Where Were the Female Comedians?
As a working lawyer and a practicing comic, I have to remark at the irony that on the 50th anniversary of Betty Friedan’s groundbreaking “The Feminine Mystique” (“‘All That I Am I will Not Deny,’” March 1), David Suissa (“Jews Can’t Take Love,” March 1) mentioned 21 male comics (the Marx Brothers were four) and only two female comics. I’m sure Mr. Suissa could have Googled for more female names if he wanted to present a more balanced census in 5773/2013.
What about Molly Goldberg, Fanny Brice, Joan Rivers, Totie Fields, Phyllis Diller, Elaine Boosler, Goldie Hawn, Bette Midler, Rita Rudner, Julia Louis-Dreyfus, Sandra Bernhard, Laraine Newman and Chelsea Handler to name just a few off the top of my head….
The Many Virtues of LimmudLA
As someone who first discovered LimmudLA back in 2009, I can’t begin to express how that first conference and my subsequent involvement in various committees have shaped the course of my life (“LimmudLA Reboots — Minus Staff, 2013 Conference,” March 1). Although the conference, learning and volunteering are the cornerstones of the Limmud experience, the benefits and impact of one’s involvement after the conference are far greater. At its core, LimmudLA has always been about building community and empowering the individual. It’s never been about the staff. It’s about creating a diverse community of Jews from all ages and backgrounds who are excited about exploring their Jewish identity and are encouraged to take a step out of their comfort zone and take another step along their Jewish journey.
Similarly, LimmudLA’s next endeavor, Fest, is just another steppingstone in that growth process that started back in 2008. I’m positive that the incredible volunteer-led community and leadership will turn this next chapter into a tremendous success. And I’m thrilled that I’ll be back from Israel at that time so I’ll actually be able to attend and present!
Self-Esteem and Academia
I find Dennis Prager’s column on “Self-Esteem” (March 1) very interesting. In support of his argument, he cites Jennifer Crocker, now a social psychology professor with Ohio State University; Roy Baumeister, social psychology professor with Florida State University; and Nicholas Emler, social psychology professor with the University of Surrey. Yet at every opportunity, Mr. Prager castigates those in higher education and ridicules a college education generally. You simply can’t have it both ways, Mr. Prager.

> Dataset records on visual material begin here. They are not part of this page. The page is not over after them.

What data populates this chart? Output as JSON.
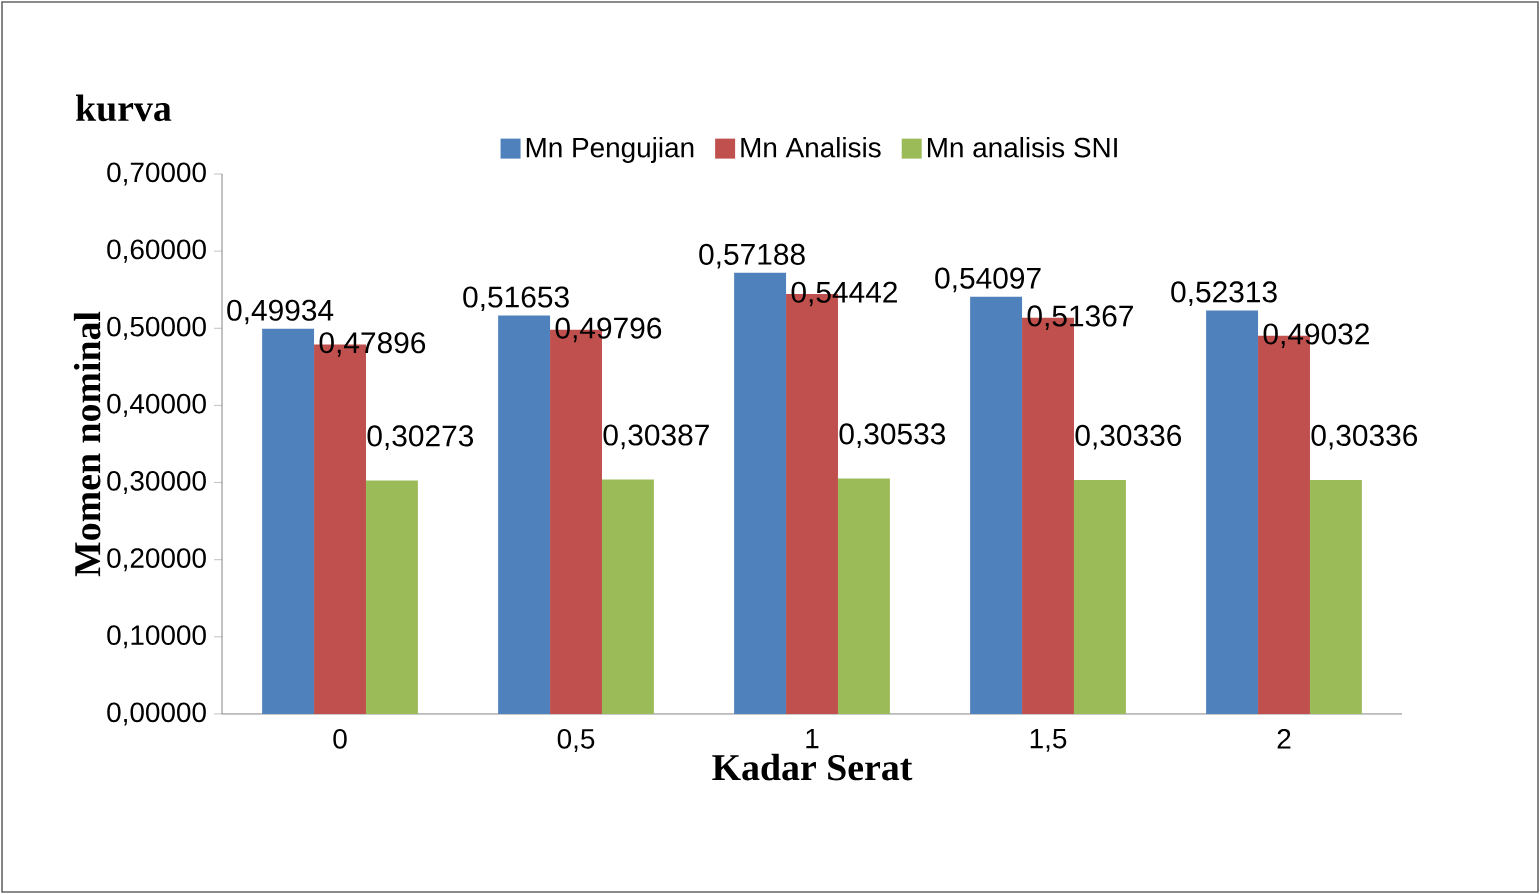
{
  "chart_data": {
    "type": "bar",
    "title": "kurva",
    "xlabel": "Kadar Serat",
    "ylabel": "Momen nominal",
    "categories": [
      "0",
      "0,5",
      "1",
      "1,5",
      "2"
    ],
    "series": [
      {
        "name": "Mn Pengujian",
        "color": "#4f81bd",
        "values": [
          0.49934,
          0.51653,
          0.57188,
          0.54097,
          0.52313
        ],
        "value_labels": [
          "0,49934",
          "0,51653",
          "0,57188",
          "0,54097",
          "0,52313"
        ]
      },
      {
        "name": "Mn Analisis",
        "color": "#c0504d",
        "values": [
          0.47896,
          0.49796,
          0.54442,
          0.51367,
          0.49032
        ],
        "value_labels": [
          "0,47896",
          "0,49796",
          "0,54442",
          "0,51367",
          "0,49032"
        ]
      },
      {
        "name": "Mn analisis SNI",
        "color": "#9bbb59",
        "values": [
          0.30273,
          0.30387,
          0.30533,
          0.30336,
          0.30336
        ],
        "value_labels": [
          "0,30273",
          "0,30387",
          "0,30533",
          "0,30336",
          "0,30336"
        ]
      }
    ],
    "ylim": [
      0,
      0.7
    ],
    "yticks": [
      {
        "value": 0,
        "label": "0,00000"
      },
      {
        "value": 0.1,
        "label": "0,10000"
      },
      {
        "value": 0.2,
        "label": "0,20000"
      },
      {
        "value": 0.3,
        "label": "0,30000"
      },
      {
        "value": 0.4,
        "label": "0,40000"
      },
      {
        "value": 0.5,
        "label": "0,50000"
      },
      {
        "value": 0.6,
        "label": "0,60000"
      },
      {
        "value": 0.7,
        "label": "0,70000"
      }
    ],
    "legend": "top"
  }
}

Dennis Prager responds: Having written and spoken about the absurdity of the self-esteem movement for 25 years, I needed no academic studies to make my case. I cited all these academic studies for people like Martin Kodish, for whom experience, rational argument and common sense are insufficient — especially when argued by a conservative.
It Was a Joke — Lighten Up!
I am a sick and tired when someone in the national spotlight says that Jews own Hollywood (“Jews Can’t Take Love,” “Oscar’s Big Jewish Joke,” March 1). I wasn’t angry at Seth MacFarlane, but at those who go crazy and claim anti-Semitism. It was a joke! We have to learn to laugh at ourselves or we’ll be grouped with the likes of Al Sharpton and Jesse Jackson, who play the race card. I was not offended at all when Ted poked fun that Mark Wahlberg wasn’t Jewish. (Did you hear Spielberg or Katzenberg go public to denounce these comments?) The more that groups that make their living on the anti-Semitism card, come out and denounce these types of comments, the more publicity they get. I think we have to lighten up a little.
Inspired by Neal
“Neal’s Prayer” (Feb. 8) was superb and got right to the point on Jewish disability. It rates a standing ovation. I’m a person with cerebral palsy and significant speech difficulty. The poem really resonated with me.
In the early 1980s, I was on the Commission on Jews With Disabilities in Los Angeles. We pounded the pavement, going to Jewish organizations and places where Jews congregate. Our message was clear: Every person has the right to gain access into a building through the front door.
It was an enriching experienced to be part of the commission, which also published “The Resource and Accessibility Guide for Jews With Disabilities in the Greater Los Angeles Area.” We were a dynamic force.
In the article “Three Films to Focus on Israeli Air Force” (March 1), credits for the film “804,” about the all South African volunteers in Israel’s War of Independence, go to Jason Hoff and Sharit Krengel as producers and Stephanie Ronnet as consulting producer.